A aventura do Homem-Morcego, feita pela Telltale, chega ao seu fim e não consegue surpreender.


Se você rever as análises dos primeiros episódios de Batman da Telltale, você irá perceber que eu estava muito otimista em relação ao desfecho que a série do Homem-Morcego teria. Tudo bem, eu também estava muito receoso com o que poderia acontecer, já que a Telltale optou por uma estratégia arriscada e estava remodelando a história original do Cavaleiro das Trevas. Mesmo assim, eu tinha esperanças. Afinal estávamos falando da empresa que consolidou o gênero de narrativa de decisões com point n’ click com clássicos como The Walking Dead, The Wolf Among Us e até Game of Thrones. O último episódio, City of Light, derrubou todas as expectativas

Respostas vagas e sentimentos vazios

Vou tentar não revelar muitos spoilers para aqueles que não conseguiram acompanhar a história até aqui e/ou não tiveram a oportunidade de jogar o game ainda. Basicamente, City of Light inicia cinco dias depois dos acontecimentos do último episódio e mostra que Batman está tentando permanecer na surdina por causa de seus equipamentos hackeados. Por causa disso, os criminosos do Children of Arkham estão tocando o terror em Gotham City e fazendo de tudo para atrair e matar o vigilante das trevas. O problema é que existe tão pouco destaque sobre esse fato (tirando alguns clientes de restaurante que são atacados) que parece difícil acreditar que a cidade esteja realmente em perigo. E é nesse ponto que minha primeira grande reclamação não somente com esse episódio, mas com a série inteira, aparece.

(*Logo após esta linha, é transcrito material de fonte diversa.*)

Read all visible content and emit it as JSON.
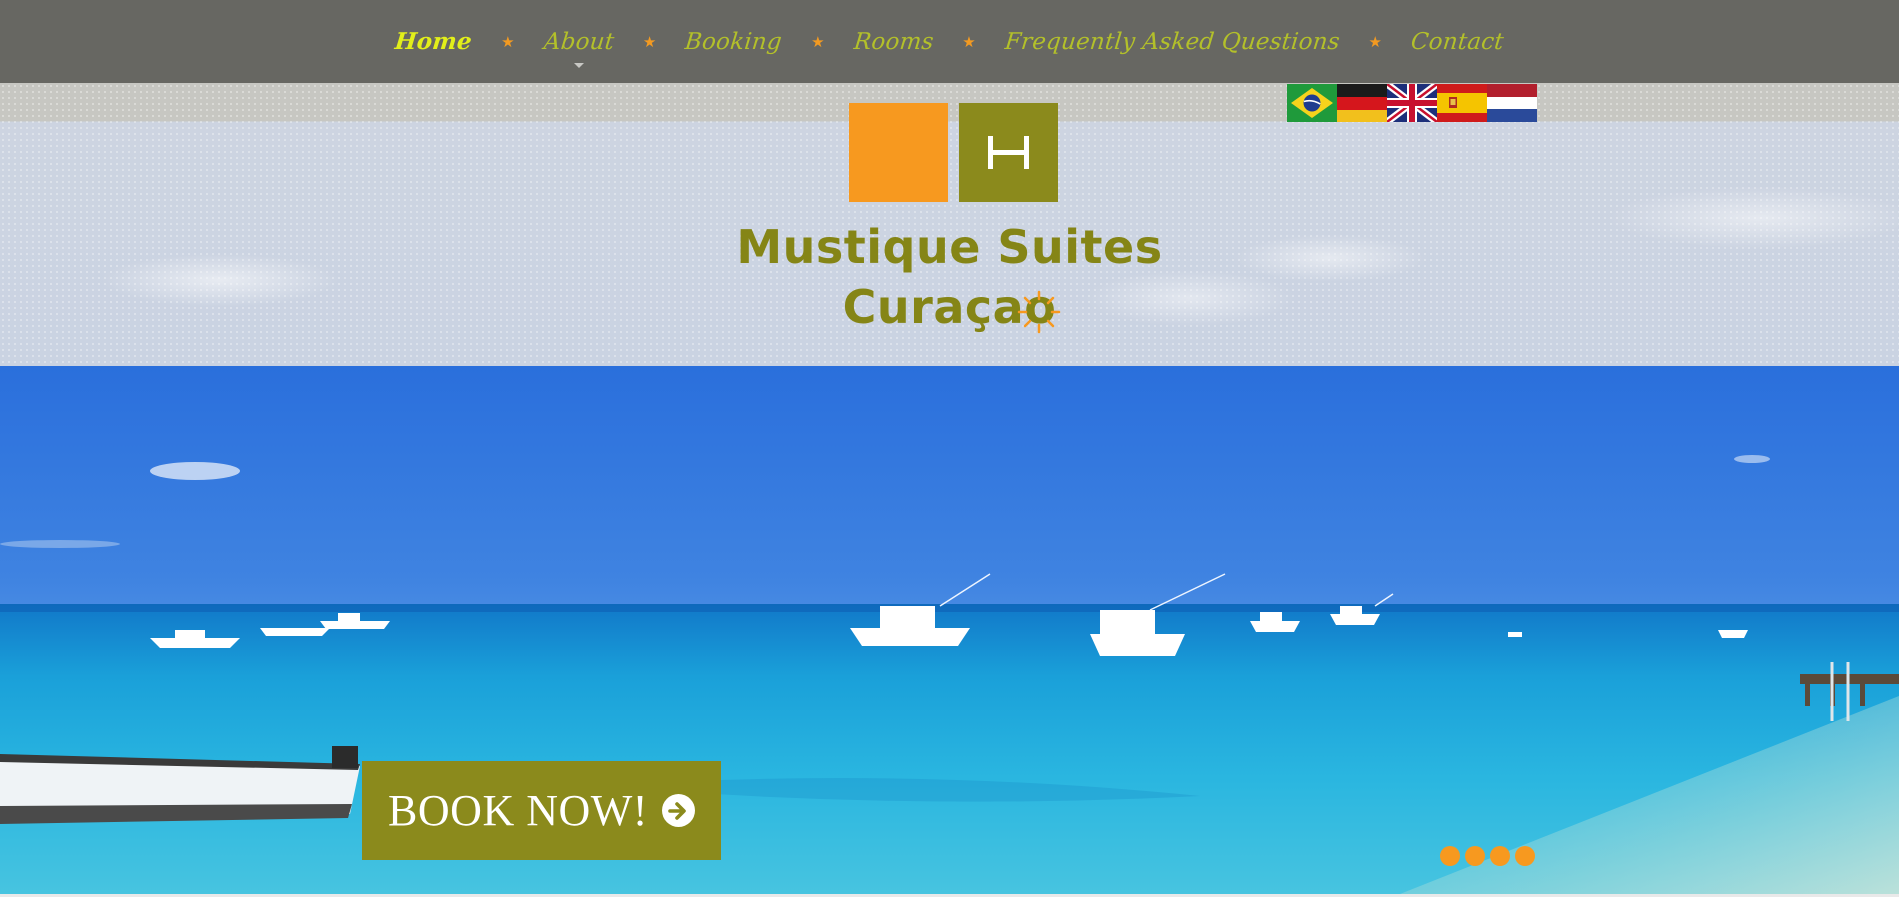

Parece que os desenvolvedores da Telltale estavam com muita preguiça de elaborar cutscenes extras que mostrassem mais aspectos da cidade que sustentassem a questão de perigo iminente. Tudo bem, é até compreensível que Gotham City tenha aparecido menos nos outros capítulos, já que havia um foco maior sobre os personagens e suas histórias, mas para este último episódio não existe desculpa. Nas poucas cenas abertas que existem da cidade, a maior dos aglomerados de pessoas é composta por modelos de personagens repetidos. É possível ver pelo menos dez indivíduos exatamente iguais: mesmo rosto, mesma pose, mesma roupa. Realmente não é compreensível que logo a Telltale, que sempre foca na história e narrativa, tenha mostrado tão pouco interesse em trabalhar o aspecto da dinâmica da cidade. Em City of Light, Gotham City parece morta e parada, sem nenhum tipo de dinâmica que se poderia esperar de uma metrópole ameaçada por um grupo terrorista.
Alfred sequestrado? Ok, a história consegue retomar seu nível de tensão momentaneamente.

Por se tratar de um episódio final, já era esperado que fôssemos ver desfecho da história dos vilões (ou, pelo menos, como eles iriam sair temporariamente do caminho do herói para fechar a trama). O primeiro que acompanhamos é Oswald Cobblepot (o Pinguim), que tenta atrair Batman para uma cilada em plena luz do dia. Esse detalhe por si só já deixa qualquer conhecedor da história do Morcego com um pé atrás. Mesmo que o vilão tivesse sob seu controle alguns drones assassinos e fosse muito bom de lábia, por que ele faria algo tão “na cara” para acabar com seu inimigo? O Pinguim sempre foi um personagem traiçoeiro, conhecido por seus esquemas sorrateiros e sempre utilizando outros para finalizar seu serviço. Colocar o personagem em uma situação tão bizarra, em que tudo que o motiva a acabar com o herói é um sentimento de vingança que nem sequer consegue se explicar direito não é uma abordagem diferente da história, é simplesmente jogar no lixo toda a construção que já existia dessa persona.
O final da história do Pinguim é ridículo de tão simplório.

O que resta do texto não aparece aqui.